W wielu przypadkach Polacy częściej spotykają się w święta z Kevinem niżeli z rodziną. Nic dziwnego, wiemy bowiem jak młodzieniec się zachowa, nie pokłóci się z nami o politykę, a do tego będzie wesoło i można go oglądać w kółko. Przygody Kevina znamy praktycznie na pamięć, a każde gagi bawią mimo to tak samo co roku. Zanim zasiądziemy do świątecznych stołów, warto się przygotować, żeby wiedzieć, gdzie obejrzeć Kevina.
"Kevin sam w domu"? Niekoniecznie, będzie z Polakami!
Jeśli jakimś cudem trafiliście tutaj, ale mimo to nie znacie historii Kevina McCallistera to spieszę z pomocą. Film opowiada historie rodziny McCallisterów. Mieszkająca w Chicago, wielodzietna familia postanawia spędzić święta Bożego Narodzenia w Paryżu. W chaosie przygotowań, w tłumie ludzi, nie jest trudno o pomyłki i zapomnienie bagażu czy dokumentów. Na skutek nieszczęśliwych zbiegów okoliczności, rodzina zapomina jednak o... 8-letnim synu, Kevinie.

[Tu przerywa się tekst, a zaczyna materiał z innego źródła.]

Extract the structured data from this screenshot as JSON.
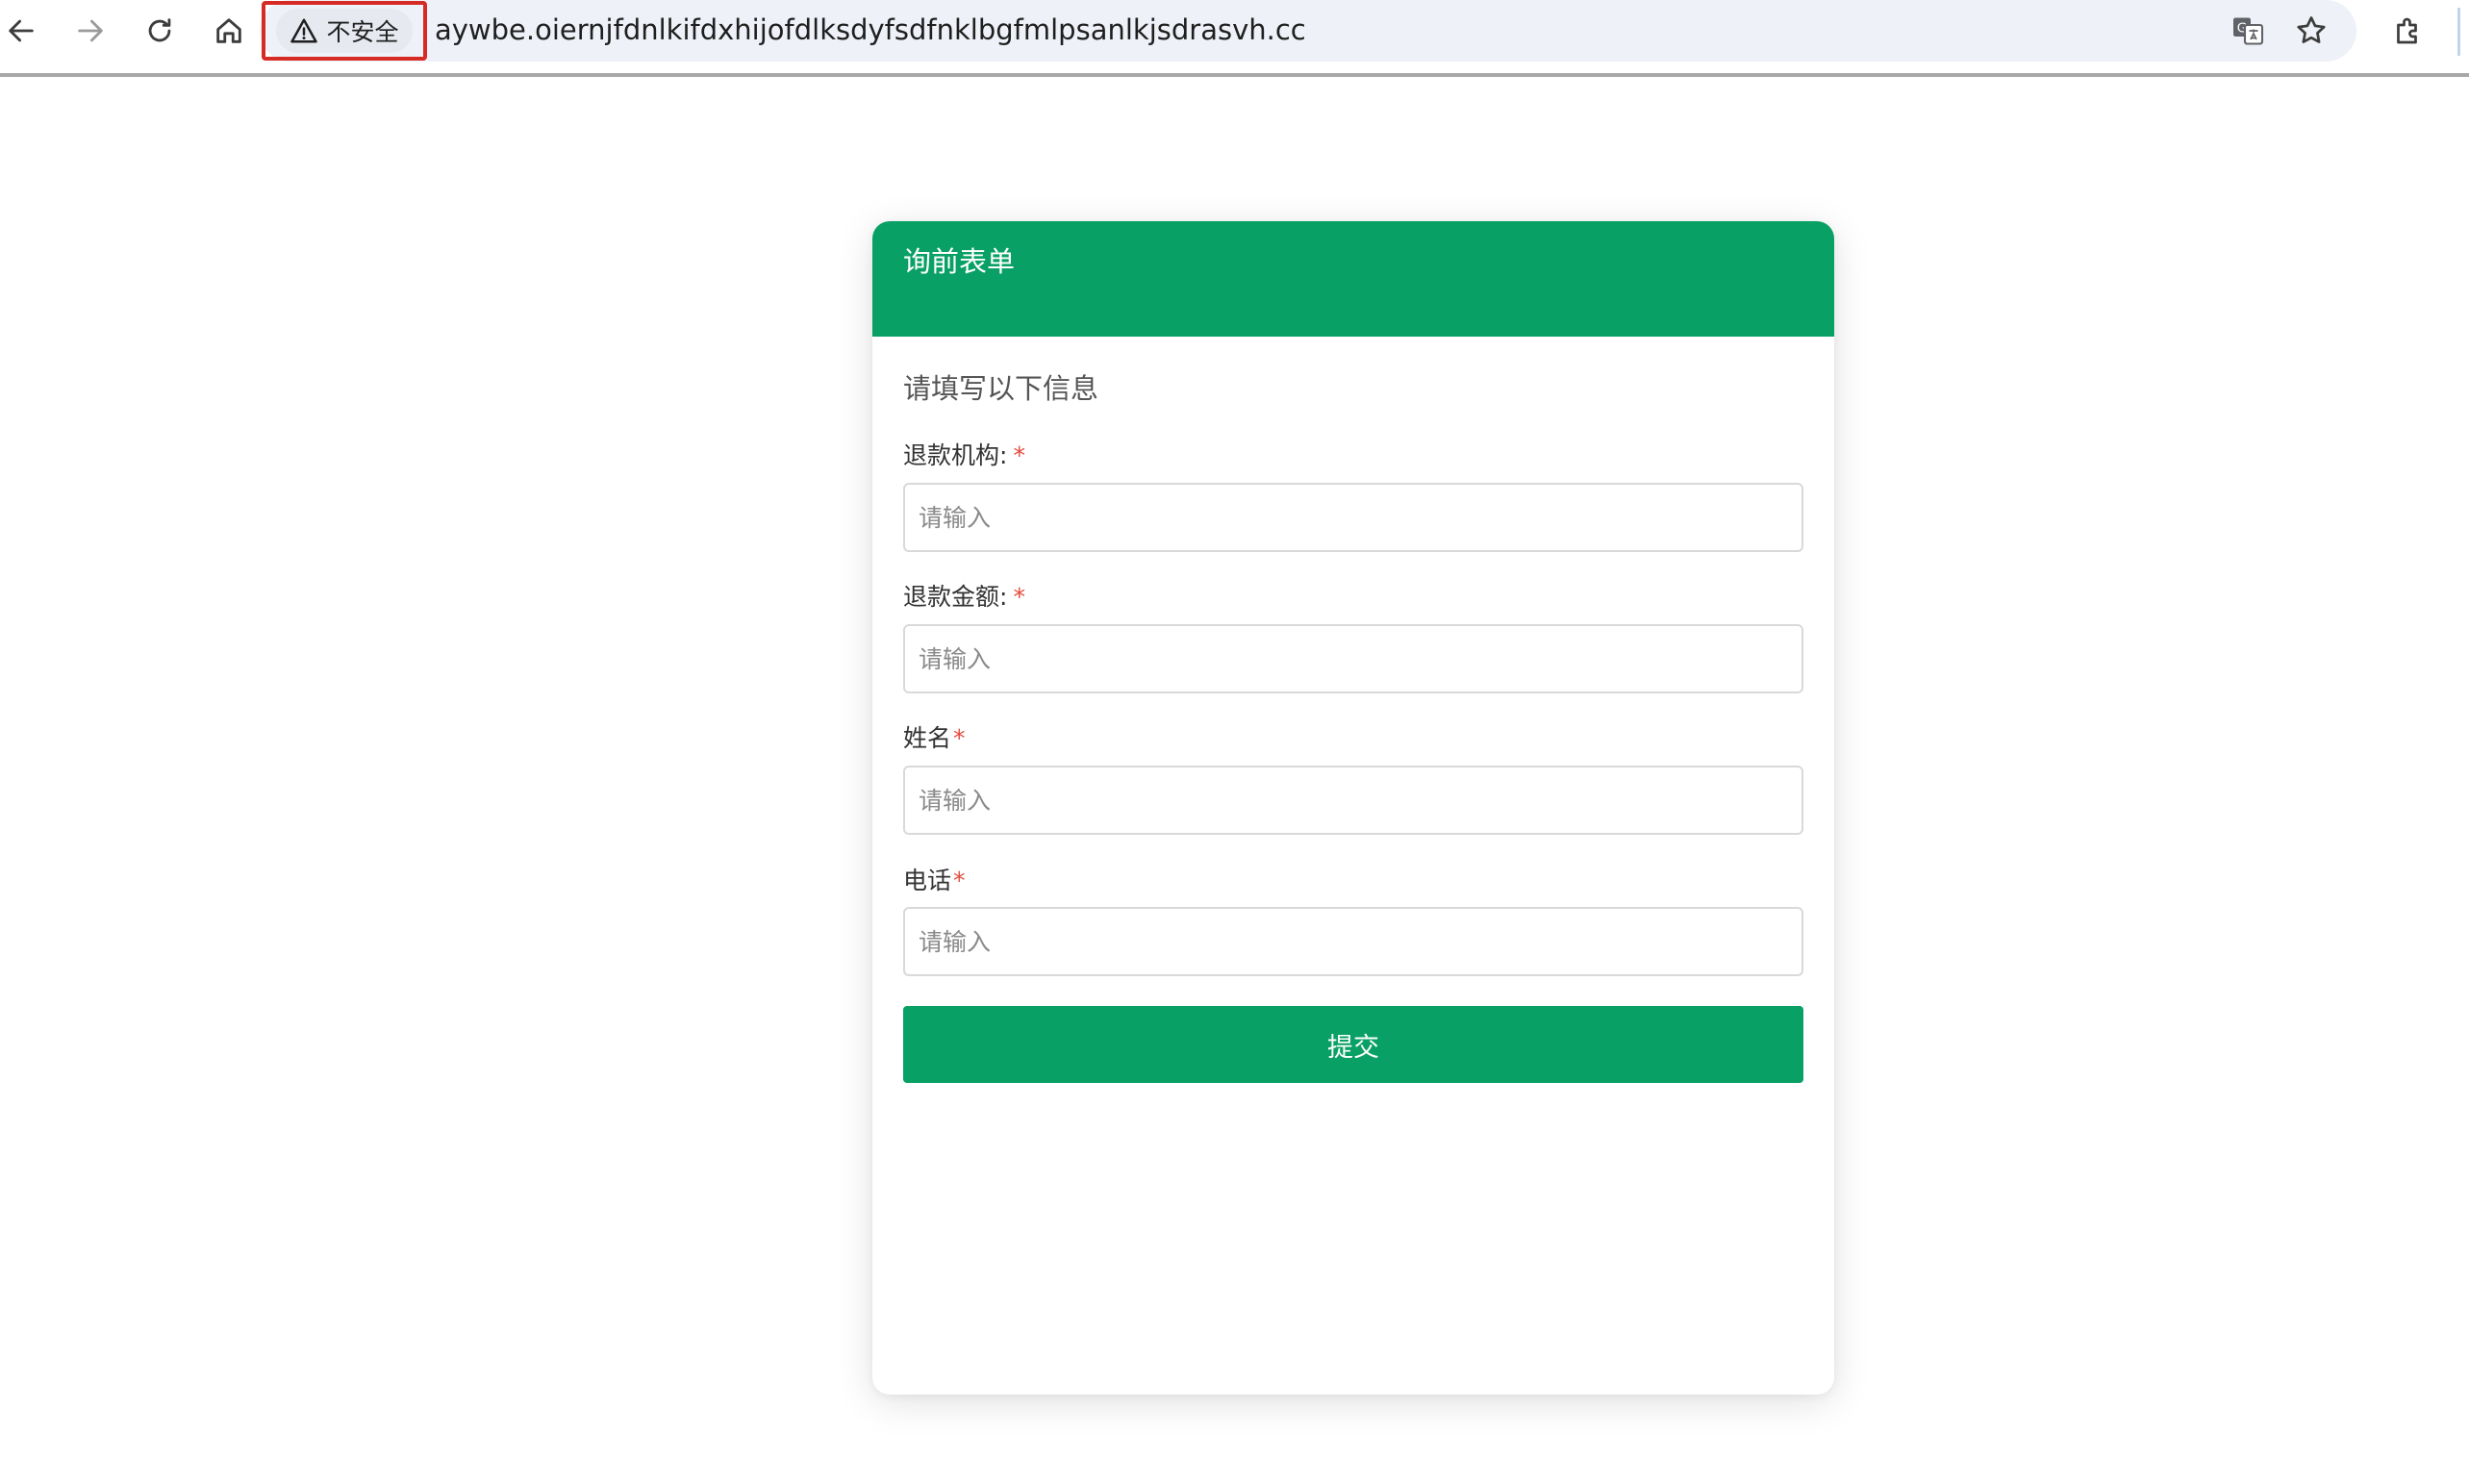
{
  "browser": {
    "url": "aywbe.oiernjfdnlkifdxhijofdlksdyfsdfnklbgfmlpsanlkjsdrasvh.cc",
    "security_label": "不安全",
    "icons": [
      "back-icon",
      "forward-icon",
      "reload-icon",
      "home-icon",
      "warning-icon",
      "translate-icon",
      "bookmark-star-icon",
      "extensions-icon"
    ],
    "colors": {
      "security_highlight": "#d62a24",
      "omnibox_bg": "#eef1f7"
    }
  },
  "form": {
    "title": "询前表单",
    "subtitle": "请填写以下信息",
    "fields": [
      {
        "label": "退款机构:",
        "required_mark": "*",
        "placeholder": "请输入",
        "value": ""
      },
      {
        "label": "退款金额:",
        "required_mark": "*",
        "placeholder": "请输入",
        "value": ""
      },
      {
        "label": "姓名",
        "required_mark": "*",
        "placeholder": "请输入",
        "value": ""
      },
      {
        "label": "电话",
        "required_mark": "*",
        "placeholder": "请输入",
        "value": ""
      }
    ],
    "submit_label": "提交",
    "colors": {
      "accent": "#08a065",
      "required": "#e44a3c"
    }
  }
}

Chłopak zostaje więc sam w wielkim domu, a okolica pustoszeje, wszak wszyscy wyjeżdżają do rodzin. Początkowe przerażenie Kevina zamienia się w euforię i plany, jak można aktywnie i "po dorosłemu" spędzić ten świąteczny czas. Pomysły szybko zaczynają jednak się zmieniać, kiedy w sąsiedztwie zaczynają grasować złodzieje. Pomysłowość 8-latka jest jednak na tyle duża, że ten postanawia stawić czoła drabom i rozpoczyna swoistą wojnę, przerabiając swój dom na twierdzę.
W Polsce to już tradycja
Pomimo tego, że "Kevin sam w domu" to produkcja z 1990 roku, cały czas cieszy się gigantyczną popularnością w Polsce i nie tylko. Za reżyserię odpowiada Chris Columbus, który stoi za takimi hitami, jak "Harry Potter", "Percy Jackson" czy "Pani Doubtfire". Od wielu już lat święta z Kevinem to tradycja Polaków, bez której ciężko zasiąść do stołu. Przyzwyczaiła nas do tego telewizja Polsat, która od ponad dwóch dekad emituje film, którego oglądalność nie spada (waha się w okolicach 4,5 mln widzów). Telewizja w 2010 roku planowała jednak zrobić nam psikusa i wycofać emisję produkcji. Taka decyzja spotkała się jednak z internetową petycją widzów, którą podpisało ponad 40 tysięcy osób. Polsat szybko się zreflektował i tradycji stało się zadość. Film doczekał się także sequela. Druga część pt. "Kevin sam w Nowym Jorku" to również wielki hit i nieodzowny element świątecznych chwil Polaków.